Gespräche über Griechenland-Rettung gehen ins Wochenende

Trotz fieberhafter Verhandlungen vor dem EU-Gipfel konnten die Europäer die Griechenland-Krise nicht entschärfen. Die Regierung in Athen und ihre Geldgeber einigten sich zunächst nicht auf einen gemeinsamen Spar- und Reformplan. Den Euro-Finanzministern wurden zwei konkurrierende Vorschläge der griechischen Regierung und der Gläubiger vorgelegt. Die Ressortchefs würden entscheiden, welches Papier die Grundlage für Gespräche sein solle, erklärten Diplomaten in Brüssel kurz vor dem Treffen der Staats- und Regierungschefs der Union. Auch ein anschließender Gipfel der Euro-Länder wurde nicht ausgeschlossen.

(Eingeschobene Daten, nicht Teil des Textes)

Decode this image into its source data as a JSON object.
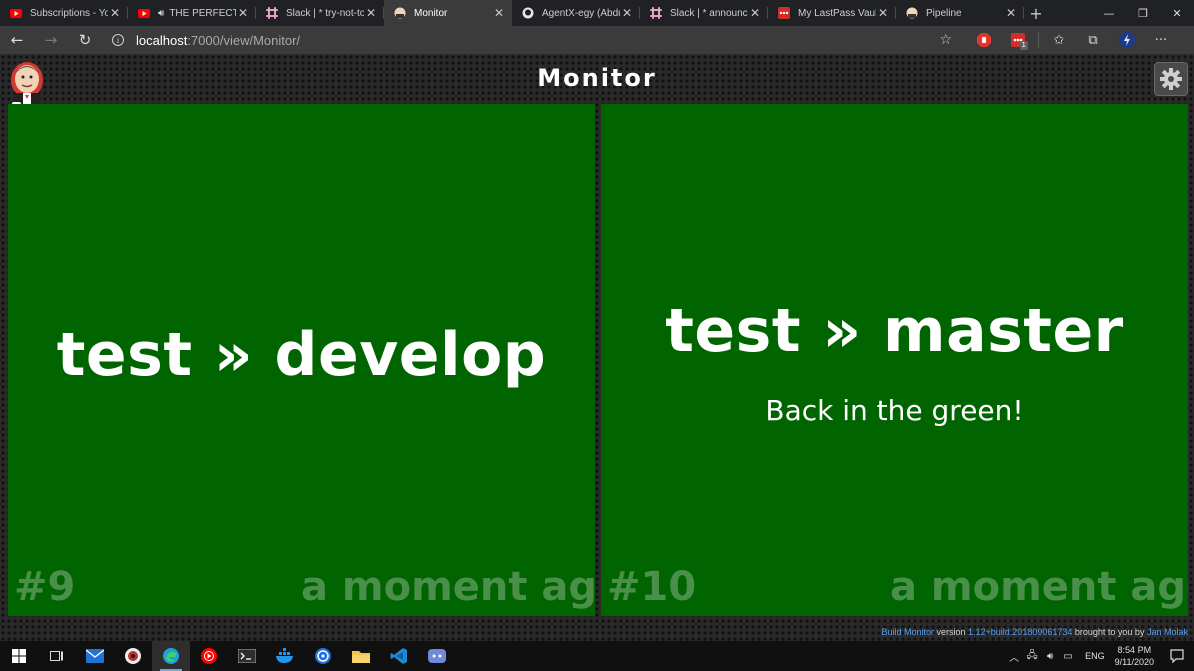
{
  "browser": {
    "tabs": [
      {
        "title": "Subscriptions - YouTube",
        "icon": "youtube-icon",
        "active": false
      },
      {
        "title": "THE PERFECT",
        "icon": "youtube-icon",
        "active": false,
        "audio": true
      },
      {
        "title": "Slack | * try-not-to",
        "icon": "slack-icon",
        "active": false
      },
      {
        "title": "Monitor",
        "icon": "jenkins-icon",
        "active": true
      },
      {
        "title": "AgentX-egy (Abdu",
        "icon": "github-icon",
        "active": false
      },
      {
        "title": "Slack | * announcements",
        "icon": "slack-icon",
        "active": false
      },
      {
        "title": "My LastPass Vault",
        "icon": "lastpass-icon",
        "active": false
      },
      {
        "title": "Pipeline",
        "icon": "jenkins-icon",
        "active": false
      }
    ],
    "url_host": "localhost",
    "url_rest": ":7000/view/Monitor/",
    "extension_badge": "1"
  },
  "monitor": {
    "title": "Monitor",
    "jobs": [
      {
        "name": "test » develop",
        "message": "",
        "build": "#9",
        "time": "a moment ago",
        "status_color": "#006400"
      },
      {
        "name": "test » master",
        "message": "Back in the green!",
        "build": "#10",
        "time": "a moment ago",
        "status_color": "#006400"
      }
    ],
    "footer": {
      "product": "Build Monitor",
      "version_label": "version",
      "version": "1.12+build.201809061734",
      "brought_by": "brought to you by",
      "author": "Jan Molak"
    }
  },
  "taskbar": {
    "language": "ENG",
    "time": "8:54 PM",
    "date": "9/11/2020"
  },
  "colors": {
    "success": "#006400",
    "link": "#5aa0f0"
  }
}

Die griechische Regierung habe sich bisher "nicht bewegt, eher rückwärts bewegt, und deswegen bin ich auch für unsere Sitzung heute nicht sehr zuversichtlich", sagte Bundesfinanzminister Wolfgang Schäuble (CDU) vor neuen Beratungen der Ressortchefs. Ähnlich äußerte sich Bundeskanzlerin Angela Merkel in Belgien. "An manchen Stellen hat man den Eindruck, dass wir sogar ein bisschen zurückfallen", erklärte die CDU-Vorsitzende. Wichtig bleibe, dass Griechenland weiter mit den Geldgebern an einer Lösung der Schuldenkrise arbeite. Entscheiden müssten am Ende die Finanzminister der Eurozone. "Der Europäische Rat wird sich nicht in diese Verhandlungen einmischen", betonte sie. Die Gespräche werden sich bis ins Wochenende hinziehen. Die Euro-Finanzminister wollten sich nach ergebnislosen Verhandlungen am Samstag wieder treffen, sagten Diplomaten in Brüssel.

Ohne eine Abmachung können 7,2 Milliarden Euro blockierte Hilfen nicht fließen. "Wo ein Wille ist, ist auch ein Weg, sagt die Kanzlerin schon seit Wochen", so Lothar Keller. "Doch beide Seiten haben rote Linien gezogen, die noch sehr weit auseinander liegen."